Stop the presses?
Just four months after the Austin American-Statesman was sold, the new owner is extending buyout offers to every one of the daily newspaper’s 200-plus employees. While observers predict this will lead to dramatic staffing cuts and diminished news coverage, they doubt it will result in a shutdown of the Statesman.
Rich Oppel, interim editor in chief of Texas Monthly and editor of the Statesman from 1995 to 2008, thinks it’s more likely the Statesman’s print edition will vanish in five to seven years.
“The future is digital,” Oppel tells CultureMap. “I would not be surprised to see continued hiring — even with buyouts — to bring in newspeople who are ‘digital natives’ and will help migrate the Statesman to strong non-print platforms.”
Former journalist Wanda Garner Cash, retired associate director of the University of Texas School of Journalism, says she’s “dismayed and saddened” by the Statesman news, which surfaced August 10.

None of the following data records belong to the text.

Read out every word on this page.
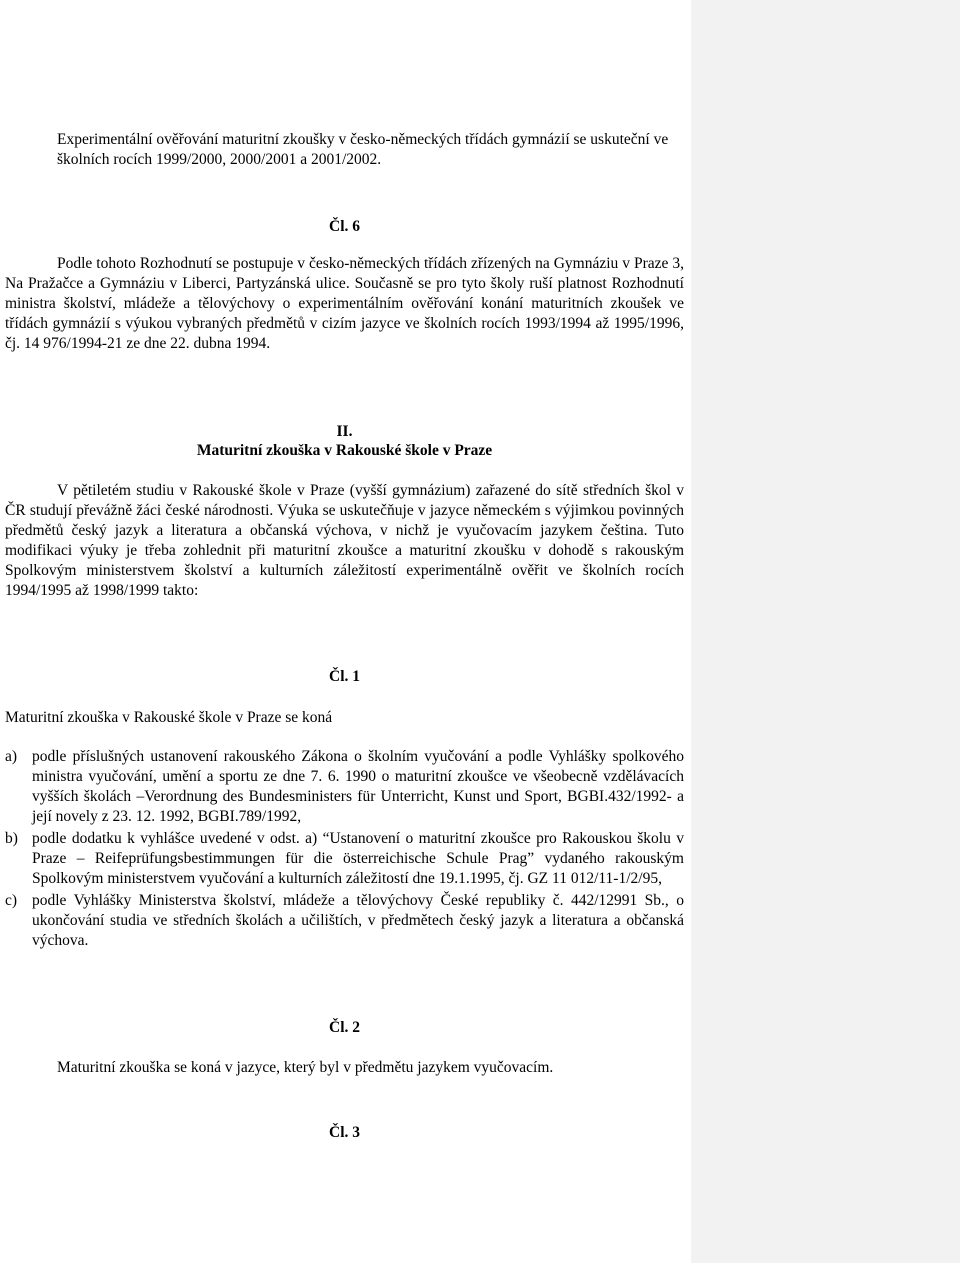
Experimentální ověřování maturitní zkoušky v česko-německých třídách gymnázií se uskuteční ve školních rocích 1999/2000, 2000/2001 a 2001/2002.

Čl. 6

Podle tohoto Rozhodnutí se postupuje v česko-německých třídách zřízených na Gymnáziu v Praze 3, Na Pražačce a Gymnáziu v Liberci, Partyzánská ulice. Současně se pro tyto školy ruší platnost Rozhodnutí ministra školství, mládeže a tělovýchovy o experimentálním ověřování konání maturitních zkoušek ve třídách gymnázií s výukou vybraných předmětů v cizím jazyce ve školních rocích 1993/1994 až 1995/1996, čj. 14 976/1994-21 ze dne 22. dubna 1994.

II.

Maturitní zkouška v Rakouské škole v Praze

V pětiletém studiu v Rakouské škole v Praze (vyšší gymnázium) zařazené do sítě středních škol v ČR studují převážně žáci české národnosti. Výuka se uskutečňuje v jazyce německém s výjimkou povinných předmětů český jazyk a literatura a občanská výchova, v nichž je vyučovacím jazykem čeština. Tuto modifikaci výuky je třeba zohlednit při maturitní zkoušce a maturitní zkoušku v dohodě s rakouským Spolkovým ministerstvem školství a kulturních záležitostí experimentálně ověřit ve školních rocích 1994/1995 až 1998/1999 takto:

Čl. 1

Maturitní zkouška v Rakouské škole v Praze se koná

a) podle příslušných ustanovení rakouského Zákona o školním vyučování a podle Vyhlášky spolkového ministra vyučování, umění a sportu ze dne 7. 6. 1990 o maturitní zkoušce ve všeobecně vzdělávacích vyšších školách –Verordnung des Bundesministers für Unterricht, Kunst und Sport, BGBI.432/1992- a její novely z 23. 12. 1992, BGBI.789/1992,
b) podle dodatku k vyhlášce uvedené v odst. a) “Ustanovení o maturitní zkoušce pro Rakouskou školu v Praze – Reifeprüfungsbestimmungen für die österreichische Schule Prag” vydaného rakouským Spolkovým ministerstvem vyučování a kulturních záležitostí dne 19.1.1995, čj. GZ 11 012/11-1/2/95,
c) podle Vyhlášky Ministerstva školství, mládeže a tělovýchovy České republiky č. 442/12991 Sb., o ukončování studia ve středních školách a učilištích, v předmětech český jazyk a literatura a občanská výchova.

Čl. 2

Maturitní zkouška se koná v jazyce, který byl v předmětu jazykem vyučovacím.

Čl. 3
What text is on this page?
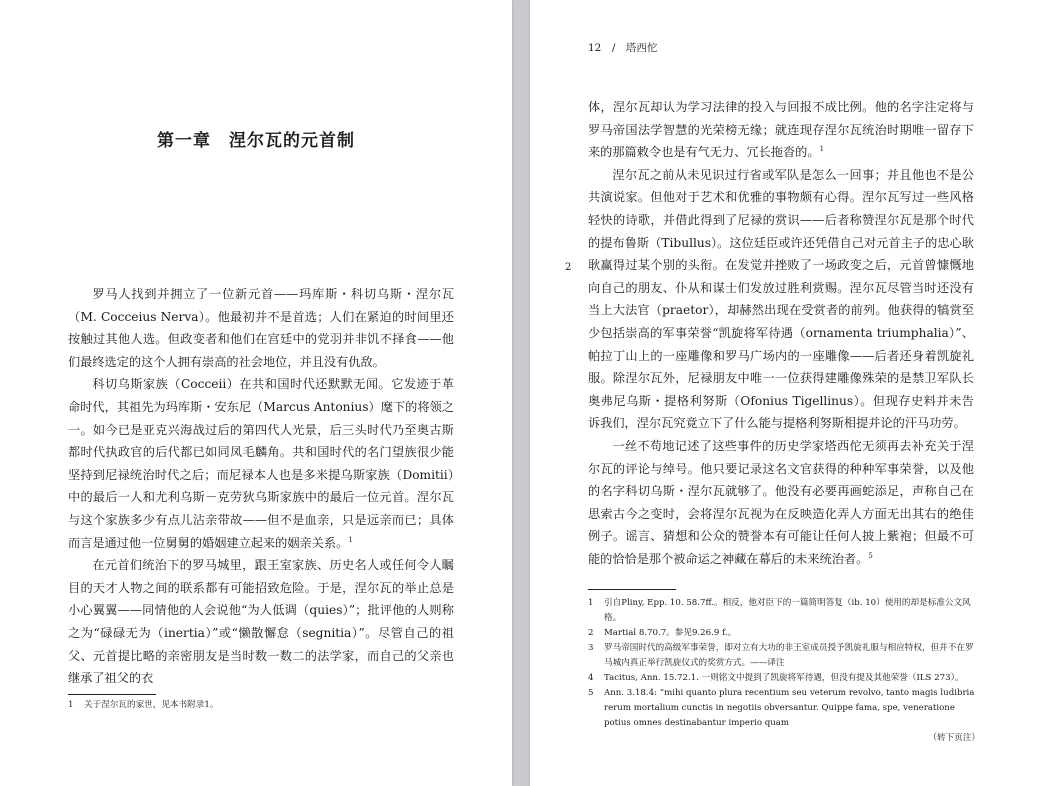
第一章　涅尔瓦的元首制

罗马人找到并拥立了一位新元首——玛库斯・科切乌斯・涅尔瓦（M. Cocceius Nerva）。他最初并不是首选；人们在紧迫的时间里还按触过其他人选。但政变者和他们在宫廷中的党羽并非饥不择食——他们最终选定的这个人拥有崇高的社会地位，并且没有仇敌。

科切乌斯家族（Cocceii）在共和国时代还默默无闻。它发迹于革命时代，其祖先为玛库斯・安东尼（Marcus Antonius）麾下的将领之一。如今已是亚克兴海战过后的第四代人光景，后三头时代乃至奥古斯都时代执政官的后代都已如同凤毛麟角。共和国时代的名门望族很少能坚持到尼禄统治时代之后；而尼禄本人也是多米提乌斯家族（Domitii）中的最后一人和尤利乌斯－克劳狄乌斯家族中的最后一位元首。涅尔瓦与这个家族多少有点儿沾亲带故——但不是血亲，只是远亲而已；具体而言是通过他一位舅舅的婚姻建立起来的姻亲关系。$^1$

在元首们统治下的罗马城里，跟王室家族、历史名人或任何令人瞩目的天才人物之间的联系都有可能招致危险。于是，涅尔瓦的举止总是小心翼翼——同情他的人会说他“为人低调（quies）”；批评他的人则称之为“碌碌无为（inertia）”或“懒散懈怠（segnitia）”。尽管自己的祖父、元首提比略的亲密朋友是当时数一数二的法学家，而自己的父亲也继承了祖父的衣

1 关于涅尔瓦的家世，见本书附录1。
12　/　塔西佗
2

体，涅尔瓦却认为学习法律的投入与回报不成比例。他的名字注定将与罗马帝国法学智慧的光荣榜无缘；就连现存涅尔瓦统治时期唯一留存下来的那篇敕令也是有气无力、冗长拖沓的。$^1$

涅尔瓦之前从未见识过行省或军队是怎么一回事；并且他也不是公共演说家。但他对于艺术和优雅的事物颇有心得。涅尔瓦写过一些风格轻快的诗歌，并借此得到了尼禄的赏识——后者称赞涅尔瓦是那个时代的提布鲁斯（Tibullus）。这位廷臣或许还凭借自己对元首主子的忠心耿耿赢得过某个别的头衔。在发觉并挫败了一场政变之后，元首曾慷慨地向自己的朋友、仆从和谋士们发放过胜利赏赐。涅尔瓦尽管当时还没有当上大法官（praetor），却赫然出现在受赏者的前列。他获得的犒赏至少包括崇高的军事荣誉“凯旋将军待遇（ornamenta triumphalia）”、帕拉丁山上的一座雕像和罗马广场内的一座雕像——后者还身着凯旋礼服。除涅尔瓦外，尼禄朋友中唯一一位获得建雕像殊荣的是禁卫军队长奥弗尼乌斯・提格利努斯（Ofonius Tigellinus）。但现存史料并未告诉我们，涅尔瓦究竟立下了什么能与提格利努斯相提并论的汗马功劳。

一丝不苟地记述了这些事件的历史学家塔西佗无须再去补充关于涅尔瓦的评论与绰号。他只要记录这名文官获得的种种军事荣誉，以及他的名字科切乌斯・涅尔瓦就够了。他没有必要再画蛇添足，声称自己在思索古今之变时，会将涅尔瓦视为在反映造化弄人方面无出其右的绝佳例子。谣言、猜想和公众的赞誉本有可能让任何人披上紫袍；但最不可能的恰恰是那个被命运之神藏在幕后的未来统治者。$^5$

1 引自Pliny, Epp. 10. 58.7ff.。相反，他对臣下的一篇简明答复（ib. 10）使用的却是标准公文风格。
2 Martial 8.70.7。参见9.26.9 f.。
3 罗马帝国时代的高级军事荣誉，即对立有大功的非王室成员授予凯旋礼服与相应特权，但并不在罗马城内真正举行凯旋仪式的奖赏方式。——译注
4 Tacitus, Ann. 15.72.1. 一则铭文中提到了凯旋将军待遇，但没有提及其他荣誉（ILS 273）。
5 Ann. 3.18.4: “mihi quanto plura recentium seu veterum revolvo, tanto magis ludibria rerum mortalium cunctis in negotiis obversantur. Quippe fama, spe, veneratione potius omnes destinabantur imperio quam
（转下页注）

“Every person in Central Texas, the state of Texas, and the nation should be also dismayed and discouraged by the Statesman offering buyouts to its entire workforce,” Cash tells CultureMap. “This move signals the new owner’s lack of appreciation for the dedicated staff, and it says the new owner regards the staff as disposable.”
“If even one reporter or photographer accepts the buyout,” she adds, “the community will suffer from a loss of coverage and institutional knowledge.”
Rick Edmonds, a media business analyst at the nonprofit Poynter Institute, says Austin isn’t in danger of losing its only daily newspaper — at least anytime soon — since Pittsford, New York-based GateHouse Media, LLC purchased the Statesman in April for $47.5 million from its longtime owner, Atlanta-based Cox Media Group Inc.
But the offering of severance packages to Statesman employees probably will reduce the staff “substantially,” meaning fewer resources for reporting local news and, therefore, thinner print editions, Edmonds says.
“Offering everyone buyouts is a pretty standard way of doing a staff reduction,” Edmonds tells CultureMap. “That way, people who are nearly ready to leave and want the severance can do it. Fewer people who really want to stay need to be laid off.”
On August 10, the Statesman reported newspaper-wide eligibility for voluntary severance packages. Any employee who accepts a severance deal will leave the company in September.
“This also allows us to better align our resources around the areas of most importance to our readers and advertisers,” Statesman publisher Susie Biehle told her newspaper.
Statesman executives will consider whether to accept staffers’ buyout requests based on the paper’s business needs and news coverage needs, Biehle says.
“We are aggressively pursuing a path to greater revenue diversification and eventual overall growth to better support our entire operation,” Biehle says. “In the challenging media landscape that affects all Texas newspapers, this path doesn’t stray from our commitment to do journalism with impact.”
That being said, the Statesman is ceasing publication of Ahora Sí, an award-winning weekly Spanish-language newspaper, on October 11.
The potential buyouts at the Statesman underscore a sad reality about the modern-day newspaper business: Shrinking readership and revenue are triggering an overall decline in reporting of local news.
“What I hope we do not see is a further diminishment of local reporting here in Austin and across the state,” Oppel says. “In a case where you have a buyout, what is most at risk is the depth and experience of reporting. Most buyouts are taken by veteran newspeople who are near retirement.”
“I’m sure the Statesman editor, Debbie Hiott, is working hard to balance the expectations of ownership for reduced or reallocated expenses with the need for experience on the major beats,” Oppel adds.